Yes. That would be easy. And it is striking that the very first time this was brought up, Eugine didn't even reply to express confusion or the like. And there are other solutions, for example if Eugine had responded quickly he could have simply made his votes public which one can do from preferences as I understand it. Of course, as time goes on, that option becomes substantially less persuasive because he would have had time to undo all those downvotes and then make them public.
That's interesting. Do you think it's true generally for some user X that, if I were to assert a belief that X was "behind this" and X did not respond, their lack of response would provide you with that much of a certainty-bump? Or is this unique to Eugine?

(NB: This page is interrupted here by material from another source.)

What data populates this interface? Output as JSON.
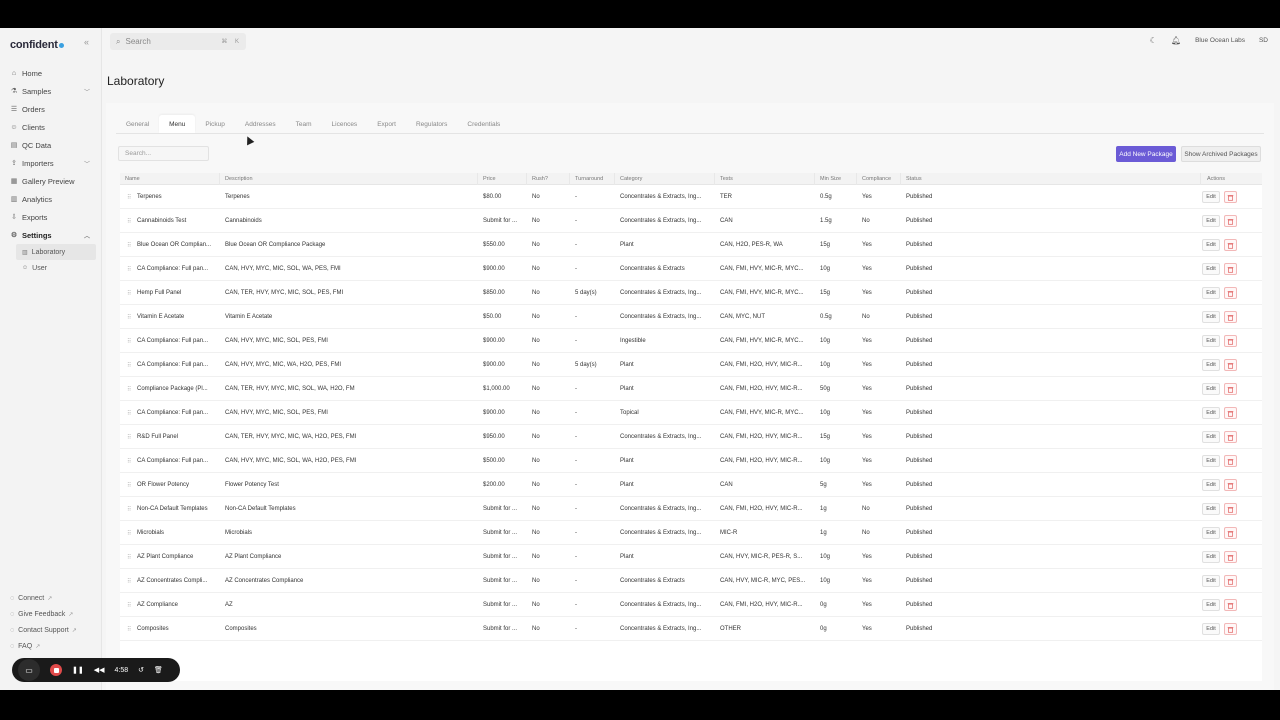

FWIW, were someone on LW to publicly assert their belief that I was covertly engaging in locally-disapproved-of behavior, I expect my response would be some version of "Interesting. Why do you believe that?" without confirming or denying it, and I doubt greatly that I would make my votes public in response.
Admittedly, were someone to PM me asking if I was doing that and if so why, I would probably answer honestly.
Wow. I agree that E_N's silence is evidence they're ialdabaoth's downvoter (not least because E_N doesn't generally shrink from confronting people about being wrong) but I wouldn't peg it as having a likelihood ratio of 5. More like 1.2 or 1.5, maybe. The only strong bits of evidence pointing at E_N are these two points ialdabaoth made. The other things, namely
are much more slender evidence. The Eugine Dunnit Hypothesis does seem to tie all of that evidence together nicely, but maybe that's confirmation bias. I'd better try thinking of contrary evidence:
Not sure what to make of it all.
I might be wrong (I don't use that feature) but I think that only makes votes on top-level posts public. (Though that information would still be suggestive.)
Edit: aaaand I only just saw your reply to TheOtherDave.
If someone cares enough to do this now, they likely simply make an alternate account, get a little karma from that account and then continue downvoting using that. This is at best a short-term, temporary solution.
I considered that outcome but I'm not too concerned about it. ialdabaoth got at least 200ish downvotes, so someone would need 800 karma to repeat that feat (and that's assuming they've only targeted ialdabaoth). A "little" karma won't do it.
A determined person could certainly gather 800 karma, but the effort involved would have a fair chance of deterring them. Even if it didn't deter them, recouping the karma would take a while, and we could simply revisit the issue with fresh eyes if/when the downvote bombing eventually resumed.
That's a strong argument. I'm convinced.
It's less strong than we thought. According to the comments in a more recent discussion, I had things the wrong way round: the downvoter wouldn't need 4 karma points per downvote, but could actually apply 4 downvotes per karma point. So the bar for downvoting ialdabaoth 200 times would be only 50 karma, not 800. In light of that, I think taking away someone's downvote button would be a lot less effective than I thought.
If block-downvoting is a problem, which it sounds like it is, then yes we should consider modifying the rules to resolve it. But any such rule should be objective (to the extent that people don't violate it by accident), and shouldn't be applied retroactively to people who block-downvoted before the rule existed.
Yes, with the understanding that the rule covers the common edge cases in some sane fashion.
There should not be such a rule (I forgot to vote anonymously); what there should be is enough voting happening that bulk downvoters are lost in the noise. It's hard to make a rule to cause that, of course.